China has adjusted its policy on the Diaoyutai Islands (釣魚台), known as the Senkaku Islands in Japan, since the Japanese government announced its decision to “nationalize” the contested islands last year. Beijing has gone from a passive, indirect approach to a much more active, direct one, and in the process Taiwan has been downgraded from a main actor to a supporting role in the unfolding drama.
Chinese reconnaissance patrols have been traveling within 12 nautical miles (22km) of the islands five or six times a month, and surveillance aircraft have also flown over them.
On two occasions, Chinese Jiangwei-class frigates have directed weapons-related fire-control radar at Japanese vessels, once at a Maritime Self-Defense Force (MSDF) destroyer — the Yuudachi — and once targeting a Japanese military helicopter, giving rise to concerns and protest from Tokyo over what it saw as provocative actions.
China has had to refit a variety of ocean-going vessels, such as ice-breakers or military ships like ocean tugs, survey vessels and electronic reconnaissance ships, as high-tonnage ocean surveillance ships that can patrol the waters around the Diaoyutais just to show that it already has de facto jurisdiction over the area.
This has emboldened Taiwanese fishermen, but the Diaoyutais situation has already made the security issue in the waters to the northeast of Taiwan precarious.
The nation’s coast guard and armed forces have been forced to operate in restricted areas in these waters and are obliged to make regular checks on the position of Chinese vessels and aircraft.

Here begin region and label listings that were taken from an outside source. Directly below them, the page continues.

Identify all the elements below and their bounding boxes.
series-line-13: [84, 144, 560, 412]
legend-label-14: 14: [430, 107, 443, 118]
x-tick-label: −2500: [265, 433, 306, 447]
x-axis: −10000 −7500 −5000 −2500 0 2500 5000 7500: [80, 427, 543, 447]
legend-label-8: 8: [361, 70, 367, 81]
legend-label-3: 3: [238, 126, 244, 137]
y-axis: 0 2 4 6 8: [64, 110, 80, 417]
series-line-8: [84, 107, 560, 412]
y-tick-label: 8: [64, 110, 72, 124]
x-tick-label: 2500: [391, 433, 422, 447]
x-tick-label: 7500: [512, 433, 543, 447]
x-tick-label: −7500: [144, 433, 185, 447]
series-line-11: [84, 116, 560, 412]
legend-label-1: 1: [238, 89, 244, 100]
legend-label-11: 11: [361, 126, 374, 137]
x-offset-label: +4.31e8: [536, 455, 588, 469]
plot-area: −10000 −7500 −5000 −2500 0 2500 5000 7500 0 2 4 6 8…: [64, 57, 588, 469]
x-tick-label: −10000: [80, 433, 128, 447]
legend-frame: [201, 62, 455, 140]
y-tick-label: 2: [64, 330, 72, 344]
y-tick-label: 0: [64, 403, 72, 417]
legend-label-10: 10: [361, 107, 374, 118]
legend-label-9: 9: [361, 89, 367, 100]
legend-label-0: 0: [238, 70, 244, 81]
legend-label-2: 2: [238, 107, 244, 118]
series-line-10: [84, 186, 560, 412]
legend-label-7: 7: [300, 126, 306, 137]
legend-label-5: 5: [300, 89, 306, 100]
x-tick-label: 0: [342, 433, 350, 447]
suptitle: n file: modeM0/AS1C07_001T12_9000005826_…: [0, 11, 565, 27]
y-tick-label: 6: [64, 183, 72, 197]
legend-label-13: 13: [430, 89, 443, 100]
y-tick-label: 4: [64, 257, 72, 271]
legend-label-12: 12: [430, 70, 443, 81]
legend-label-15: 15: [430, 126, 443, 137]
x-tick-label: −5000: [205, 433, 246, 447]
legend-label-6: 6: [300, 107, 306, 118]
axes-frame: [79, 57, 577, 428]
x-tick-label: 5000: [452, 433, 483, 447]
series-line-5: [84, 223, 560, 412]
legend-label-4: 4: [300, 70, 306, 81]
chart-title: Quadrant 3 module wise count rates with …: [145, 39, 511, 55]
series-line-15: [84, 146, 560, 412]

China has been making its sovereignty claims for the Diaoyutais known through a combination of announcements, adverts in international publications and a foreign relations propaganda war, in much the same way as Taiwan and Japan have. It has also submitted to the UN secretary-general maritime maps, territorial sea baselines and base points for the Diaoyutais and affiliated islands along with continental shelf charts extending out 200 nautical miles (370.4km) into sections of the East China Sea to the UN’s Commission on the Limits of the Continental Shelf, pointing out weak points in Taiwan’s sovereignty claims.
At the same time, it has called on the US to remain neutral over the Diaoyutais issue. For example, Chinese Vice President Xi Jinping (習近平) has expressed the wish that the US will exercise restraint and not interfere in the controversy over sovereignty of the islands, or do anything that could incite conflict.
The US is keen for President Ma Ying-jeou (馬英九) to be mindful of the sensitivity of timing and not to further complicate the US-Japanese response to the Diaoyutais issue through his handling of it.
Indeed, Ma has said that he will not ally with China over the Diaoyutais issue, giving three reasons for this: First, because China does not recognize the 1952 Treaty of Taipei between Japan and the Republic of China (ROC), which the ROC is using to support its sovereignty claim. Second, because China has yet to respond to Ma’s East China Sea peace initiative. Last, because China opposes Taiwan-Japan talks involving the sovereignty issue.
His position has not only left Beijing disappointed, showing this will be detrimental to cross- strait mutual political trust, but it has also thrown cold water over the hopes of individuals and sections of the media in Taiwan wanting a joint China-Taiwan response to protect sovereignty over the islands.
Ma would like to have both sides strive to this end separately, but there is no guarantee that this is how things will turn out.
Lin Cheng-yi is a research fellow at Academia Sinica’s Institute of European and American Studies.